9. 'Looking out' from the generator towards the two branches, the generator 'sees' a load with a voltage V across it and drawinf a current I. The load's effective or equivalent impedance is V/I - Zequiv. AS this is in Cartesian form one can readily decompose it into its constituent components as pure resistance and pure reactance as I show with R' and L'. It is an inductance because j is positive; had the reactance been negative I would have shown a capacitor. The effective impedance then is inductive in nature but with some resistance too. One can fund out the value of the effective inductance or capacitance using the formulas for XC and XL.

10. The last question is about how much power is consumed by the circuit. This question is rather loosely defined because in ac circuits we speak of apparent, real(or active) and reactive power. Real or active power is what does work or Joule/Ohmic heating whereas reactive power is that which flows back and forth between the generator and the reactances of the circuit. Apparent power is simply the voltage across the load/circuit times the current flowing through it. You can look up for yourself some further explanations of these terms. Joule/Ohmic heating in this circuit only takes place in the resistor and the power dissipated in a resistor is easily calculated since you know the value of the R' and the total current I. You could also calculate the power using two different values for current and resistance - which two are they?

11. For the evaluation question one would perhaps mention additionally the trigonometric approach which uses so-called phasors whose lengths and directions represent the complex quantities a+bj; you can look up this method here:

https://www.engr.siu.edu/staff2/spezia/Web332b/Lecture Notes/Lesson 2_et332b.pdf

One could measure the current I as the frequency of the generator was varied from 0 to 50Hz and plot this current against frequency to show the 'frequency response' of the circuit. By measuring the phase difference between the voltage sinusoid and the current sinusoid for each spot frequency one can also plot phase shift versus frequency. These two plots - called a Bode plot fully represent the electrical characteristics of the total circuit.

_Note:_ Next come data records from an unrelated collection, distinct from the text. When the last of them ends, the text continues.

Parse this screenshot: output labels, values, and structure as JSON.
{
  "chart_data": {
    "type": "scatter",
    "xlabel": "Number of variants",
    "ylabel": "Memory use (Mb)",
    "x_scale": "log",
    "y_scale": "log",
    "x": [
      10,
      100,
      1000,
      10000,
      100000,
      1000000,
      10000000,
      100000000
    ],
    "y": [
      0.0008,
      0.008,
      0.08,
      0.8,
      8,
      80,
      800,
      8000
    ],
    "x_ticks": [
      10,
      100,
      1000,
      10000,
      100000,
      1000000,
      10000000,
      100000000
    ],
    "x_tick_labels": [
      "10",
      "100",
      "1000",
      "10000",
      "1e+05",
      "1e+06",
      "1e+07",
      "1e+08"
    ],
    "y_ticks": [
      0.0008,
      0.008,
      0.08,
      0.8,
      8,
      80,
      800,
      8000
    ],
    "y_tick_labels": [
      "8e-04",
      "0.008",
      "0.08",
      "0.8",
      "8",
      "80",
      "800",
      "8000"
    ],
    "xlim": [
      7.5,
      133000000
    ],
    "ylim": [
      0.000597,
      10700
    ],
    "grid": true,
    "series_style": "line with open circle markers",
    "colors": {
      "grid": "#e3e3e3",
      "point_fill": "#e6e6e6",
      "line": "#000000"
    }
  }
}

http://www.dartmouth.edu/~sullivan/22files/Bode_plots.pdf

And then there is the sue of computer modelling of electrical circuits using SPICE -

SPICE - Wikipedia - https://en.wikipedia.org/wiki/SPICE

I think this last part is beyond the scope of your current state of knowledge.

Anyway, enjoy your new found proficiency with ac circuit analysis.


M

 

[marconi]

Bobby2017: I missed out a fourth power sometimes but not often found in electrical engineering - girlpower (see Julie #34) - strangely its power factor is greater than 1.

 

[telectrix]

once was able to do these sort of calcs, but last time was 1970, these days i've got more chance of flying to the moon.

 

[marconi]

once was able to do these sort of calcs, but last time was 1970, these days i've got more chance of flying to the moon.

Now you gift the wisdom of your experience.